American Century’s Use Of Social Media: A Work In Progress

American Century Investments will tell you that they’re “just experimenting” with social media. Currently, they’re adding two posts a week to their Facebook page and one to three tweets a day on Twitter.

These are not volumes that will turn the heads of anyone outside the asset management industry. But within this space, theirs is a story of pushing ahead, slowly and in lockstep with their approachable Legal and Compliance partners, even as they’re figuring things out.

Twitter and Facebook is just a start, explains Jennifer Sussman, director of eBusiness.

“Ultimately, we’re trying to learn what’s being said out there about us and how we can influence that. If you don’t know what’s being said, you can’t act on it. We want to make sure we really understand what the needs of our clients and prospects are, to ultimately get the chance to engage clients and prospects so we can have a stronger relationship with them,” she says.

“You can’t look at what’s happening in the industry and not recognize the power of being in the environment and having these conversations. We need a new kind of dialogue,” says Sussman.

As far as we’ve been able to observe (American Century is not a Rock The Boat Marketing client), the company’s efforts to date are thoughtful and consistent with evolving best practices. Over the last few months, we’ve watched the company become the most engaged Twitter-using asset manager (out of a total of 14 companies with accounts to date). They’re hoping for followers but they’re following others, too. They tweet, they reply and on occasion they’ll re-tweet, all of which are communications that are routed first through Compliance.

Sussman explains that the pace is determined partly by the fact that internal policies are still being developed and that the social media account managers Jamie Needham and Brent Bowen have other work to do. Social media is jointly owned by eBusiness and Corporate Communications.

While the firm is currently relying on Google Alerts and TweetDeck to monitor mentions of American Century online, Chris Doyle, vice president of Corporate Communications, says he’s evaluating other, more powerful tools.


As you can see from a screenshot of the tweet stream above, recents posts cover a wide range, from callouts to staff, local announcements, investment commentary and mentions of the American Century Championship and its tie-in to Livestrong, the Lance Armstrong Foundation. Lately, the team’s Twitter account has been promoting a Webinar for financial advisors.

The Webinar promotion caught our attention and when the account published a #aciwebinar hashtag and started liveblogging Wednesday's event, we had to learn more.

One of the effects of social network participation is the blending of audiences. Verified celebrities are mixing on Twitter with fans and critics, the media and their family members. Unless a Twitter account is protected—meaning that the owner approves each follower and that the tweets are not included in the public stream—the tweet-writer should assume a melting pot audience. In American Century’s case, the result of its tweets is a motley group of organically grown (no auto-follow schemes) followers including golf enthusiasts, shareholders, advisors and prospects.
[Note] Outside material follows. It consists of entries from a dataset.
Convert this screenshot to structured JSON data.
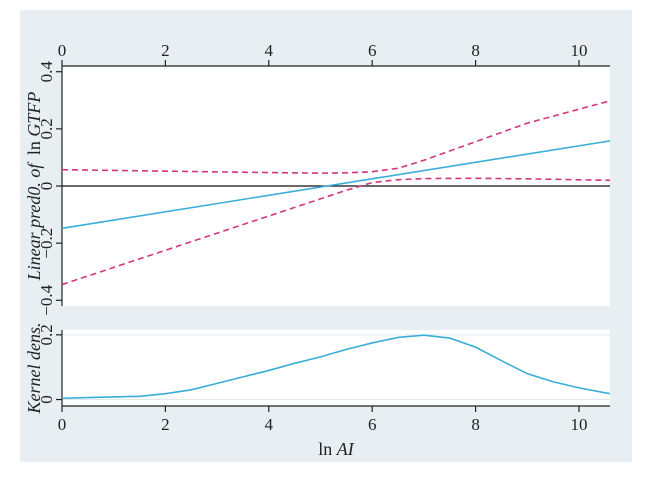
{
  "chart_data": [
    {
      "type": "line",
      "panel": "top",
      "xlim": [
        0,
        10.6
      ],
      "ylim": [
        -0.42,
        0.42
      ],
      "xticks": [
        0,
        2,
        4,
        6,
        8,
        10
      ],
      "yticks": [
        -0.4,
        -0.2,
        0,
        0.2,
        0.4
      ],
      "xtick_labels": [
        "0",
        "2",
        "4",
        "6",
        "8",
        "10"
      ],
      "ytick_labels": [
        "−0.4",
        "−0.2",
        "0",
        "0.2",
        "0.4"
      ],
      "xaxis_position": "top",
      "ylabel": "Linear pred0. of lnGTFP",
      "ylabel_parts": [
        "Linear pred0. of",
        "ln",
        "GTFP"
      ],
      "zero_line": true,
      "grid": false,
      "series": [
        {
          "color": "#3aaed8",
          "dash": "solid",
          "x": [
            0,
            10.6
          ],
          "y": [
            -0.148,
            0.158
          ]
        },
        {
          "color": "#d3357f",
          "dash": "dashed",
          "x": [
            0,
            2,
            4,
            5,
            5.5,
            6,
            6.5,
            7,
            8,
            9,
            10.6
          ],
          "y": [
            -0.345,
            -0.225,
            -0.105,
            -0.045,
            -0.015,
            0.012,
            0.022,
            0.026,
            0.027,
            0.025,
            0.02
          ]
        },
        {
          "color": "#d3357f",
          "dash": "dashed",
          "x": [
            0,
            2,
            4,
            5,
            5.5,
            6,
            6.5,
            7,
            8,
            9,
            10.6
          ],
          "y": [
            0.057,
            0.052,
            0.047,
            0.045,
            0.046,
            0.05,
            0.062,
            0.09,
            0.155,
            0.22,
            0.298
          ]
        }
      ]
    },
    {
      "type": "line",
      "panel": "bottom",
      "xlim": [
        0,
        10.6
      ],
      "ylim": [
        -0.02,
        0.215
      ],
      "xticks": [
        0,
        2,
        4,
        6,
        8,
        10
      ],
      "yticks": [
        0,
        0.2
      ],
      "xtick_labels": [
        "0",
        "2",
        "4",
        "6",
        "8",
        "10"
      ],
      "ytick_labels": [
        "0",
        "0.2"
      ],
      "xlabel": "lnAI",
      "xlabel_parts": [
        "ln",
        "AI"
      ],
      "ylabel": "Kernel dens.",
      "grid": true,
      "series": [
        {
          "color": "#3aaed8",
          "dash": "solid",
          "x": [
            0,
            0.5,
            1,
            1.5,
            2,
            2.5,
            3,
            3.5,
            4,
            4.5,
            5,
            5.5,
            6,
            6.5,
            7,
            7.5,
            8,
            8.5,
            9,
            9.5,
            10,
            10.6
          ],
          "y": [
            0.004,
            0.006,
            0.008,
            0.01,
            0.018,
            0.03,
            0.05,
            0.07,
            0.09,
            0.112,
            0.132,
            0.155,
            0.175,
            0.192,
            0.199,
            0.19,
            0.162,
            0.12,
            0.08,
            0.055,
            0.036,
            0.018
          ]
        }
      ]
    }
  ]
}
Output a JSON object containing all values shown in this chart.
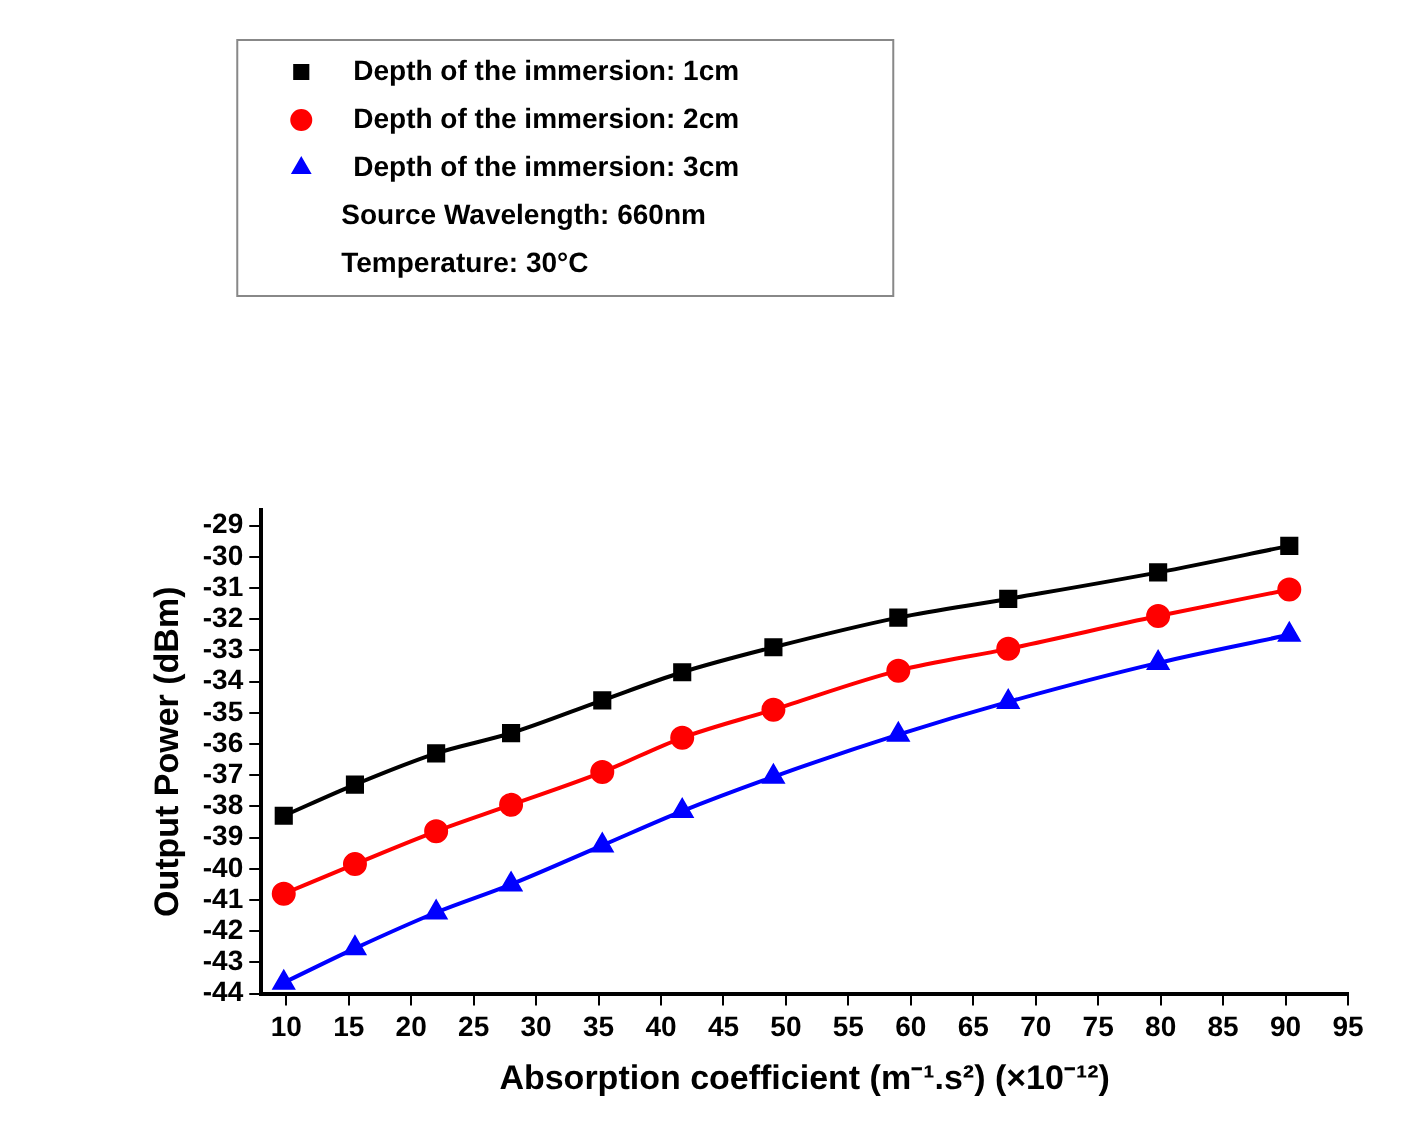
{
  "chart_data": {
    "type": "line",
    "xlabel": "Absorption coefficient (m⁻¹.s²) (×10⁻¹²)",
    "ylabel": "Output Power (dBm)",
    "x": [
      9.8,
      15.5,
      22,
      28,
      35.3,
      41.7,
      49,
      59,
      67.8,
      79.8,
      90.3
    ],
    "series": [
      {
        "name": "Depth of the immersion: 1cm",
        "color": "#000000",
        "marker": "square",
        "values": [
          -38.3,
          -37.3,
          -36.3,
          -35.65,
          -34.6,
          -33.7,
          -32.9,
          -31.95,
          -31.35,
          -30.5,
          -29.65
        ]
      },
      {
        "name": "Depth of the immersion: 2cm",
        "color": "#ff0000",
        "marker": "circle",
        "values": [
          -40.8,
          -39.85,
          -38.8,
          -37.95,
          -36.9,
          -35.8,
          -34.9,
          -33.65,
          -32.95,
          -31.9,
          -31.05
        ]
      },
      {
        "name": "Depth of the immersion: 3cm",
        "color": "#0000ff",
        "marker": "triangle",
        "values": [
          -43.65,
          -42.55,
          -41.4,
          -40.5,
          -39.25,
          -38.15,
          -37.05,
          -35.7,
          -34.65,
          -33.4,
          -32.5
        ]
      }
    ],
    "annotations": [
      "Source Wavelength: 660nm",
      "Temperature: 30°C"
    ],
    "xlim": [
      8,
      95
    ],
    "xticks": [
      10,
      15,
      20,
      25,
      30,
      35,
      40,
      45,
      50,
      55,
      60,
      65,
      70,
      75,
      80,
      85,
      90,
      95
    ],
    "ylim": [
      -44,
      -28.5
    ],
    "yticks": [
      -44,
      -43,
      -42,
      -41,
      -40,
      -39,
      -38,
      -37,
      -36,
      -35,
      -34,
      -33,
      -32,
      -31,
      -30,
      -29
    ],
    "grid": false,
    "legend": "top left",
    "line_style": "solid"
  }
}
Our first question to American Century: So, you promoted an advisor event using a public channel? Yes, Sussman said, advisors were the target audience, which the tweets and registration form made clear, leading registrants to “self-select.” If a stray retail investor were to wander into the Webinar, there was no exposure because the content was retail- and advisor-approved.

The live blogging was accomplished with a combination of pre-written tweets and tweets drafted on the fly and approved by Compliance sitting in the same room to accommodate timely review and posting.

“We work within clearly drawn limits,” according to Doyle. “Opinions are acceptable but there can be no product discussions or mentions.”

The purpose of using a hashtag, in this case #aciwebinar, is to cluster comments. Most live events, presented offline and online, offer hashtags nowadays so attendees can track comments made related to the event and re-tweet (forward to others). To see this for yourself, go to search.twitter.com and search for #aciwebinar. It’s a best practice that in this case was lightly used—the team’s individual Twitter accounts re-tweeted the tweets. Most important is that it was done, to learn from, for next time.

Another common practice is to invite listeners to post questions via Twitter and then follow the answers via Twitter. That plan fell through the cracks as the team was preoccupied by an onslaught of questions coming in via the WebEx interface. Next time for that, too.

To date, American Century says it’s encouraged by the return on its investment of creativity and effort. The company’s first experience with Twitter was to promote the golf tournament, and Sussman says Twitter drove the majority of traffic to the American Century Championship landing page.

Needham says that there were more clicks on the tweets promoting the Webinar URL than from the banner ad promoting it on the company’s advisor site. And, the Twitter account added 12 followers in the following day.

There’s another encouraging measure that we reported on AdvisorTweets.com's blog yesterday. In our analysis of the 6,000-plus financial advisor tweets containing content links in the last two months, a handful went to content on five asset manager domains—AmericanCentury.com being one.

How significant is what’s happening on social networks to the research, distribution and investment in investment products? The numbers are tiny and it’s very early. But what we heard from American Century is that it’s not too soon to experiment and to add to what your firm knows about interacting online.